A Former NASA Intern Is Ready To Transform Your Next Cup Of Coffee

02.03.16 3 years ago

Throughout high school and college, Matt Walliser spent four summers interning with NASA. As a mechanical engineering major, it’s a bit surprising that today, he’s an innovator in the coffee business. So how does a kid go from NASA intern to coffee master?

While at NASA’s Ames Research Center in Moffet Field, Calif., Walliser worked with something called proportional integral derivative (PID) controllers — technology used to keep rovers moving at constant speeds over varying terrain. Which, if you’ve ever read The Martian, seems like a very difficult and important challenge.

Walliser and his partner, Jeremy Kuempel, found a way to apply what Walliser worked on in the Ames Research Center to coffee.

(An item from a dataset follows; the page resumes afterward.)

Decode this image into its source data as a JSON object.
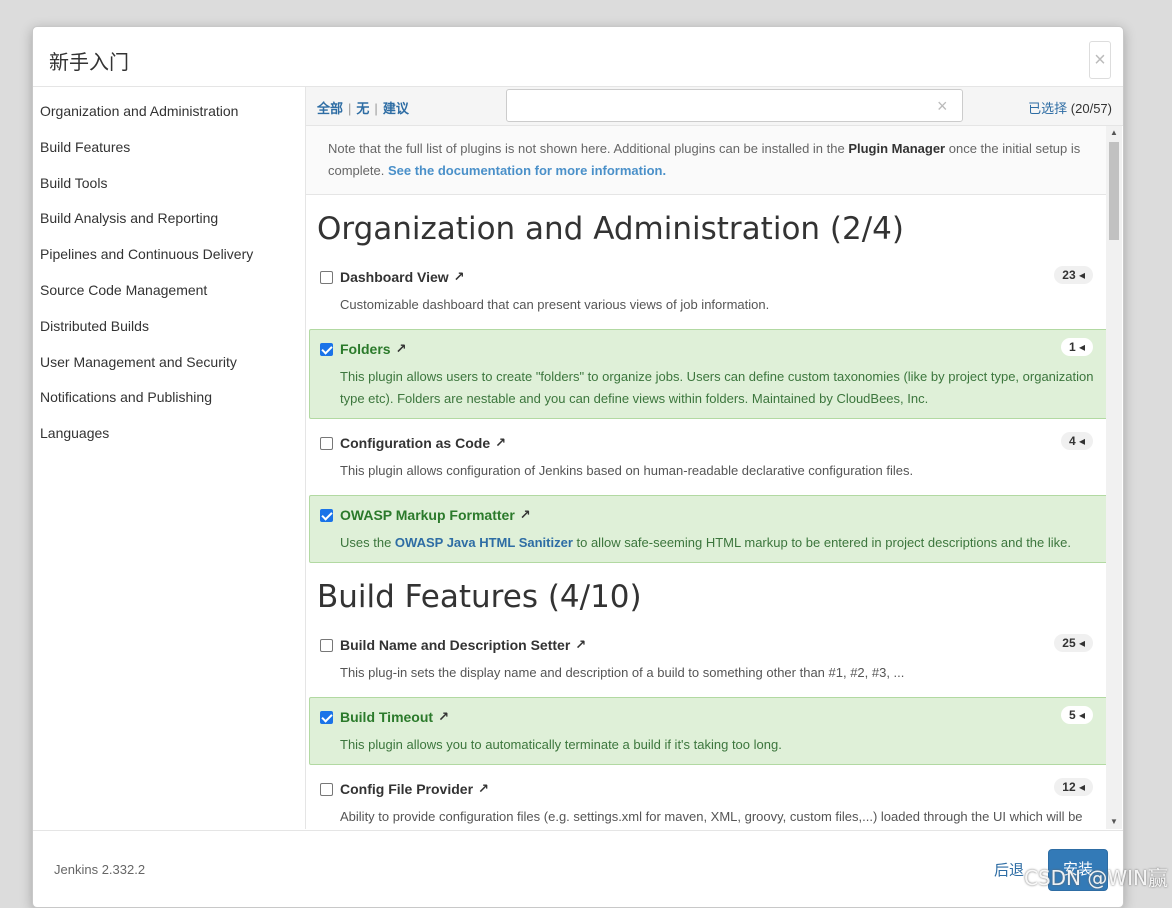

Walliser knew that the same type of coffee bean tastes different when it’s brewed at different temperatures, and that the majority of coffee machines only control temperature within five to 10 degrees. Plus, coffee drinkers (aka everyone) can detect a difference between coffee brewed as little as two degrees apart.

Pretty impressive, huh?

Together, Walliser and Kuempel created a high end, precision coffee machine and brewing company called Blossom Coffee. The new machine uses the technology of PID controllers to control the average temperature of water to within one degree so that the brewer consistently produces the same coffee. So now, you won’t be able to tell your barista that today’s “Ethopia virgacheffe” tastes way different than yesterday’s, you snob.

In 2013, the pair sold their first Blossom Limited prototype for $11,111. Last year, they began offering Blossom One Brewers for about half that price to cafes and coffee shops. Walliser hopes to offer a version for the home in the future.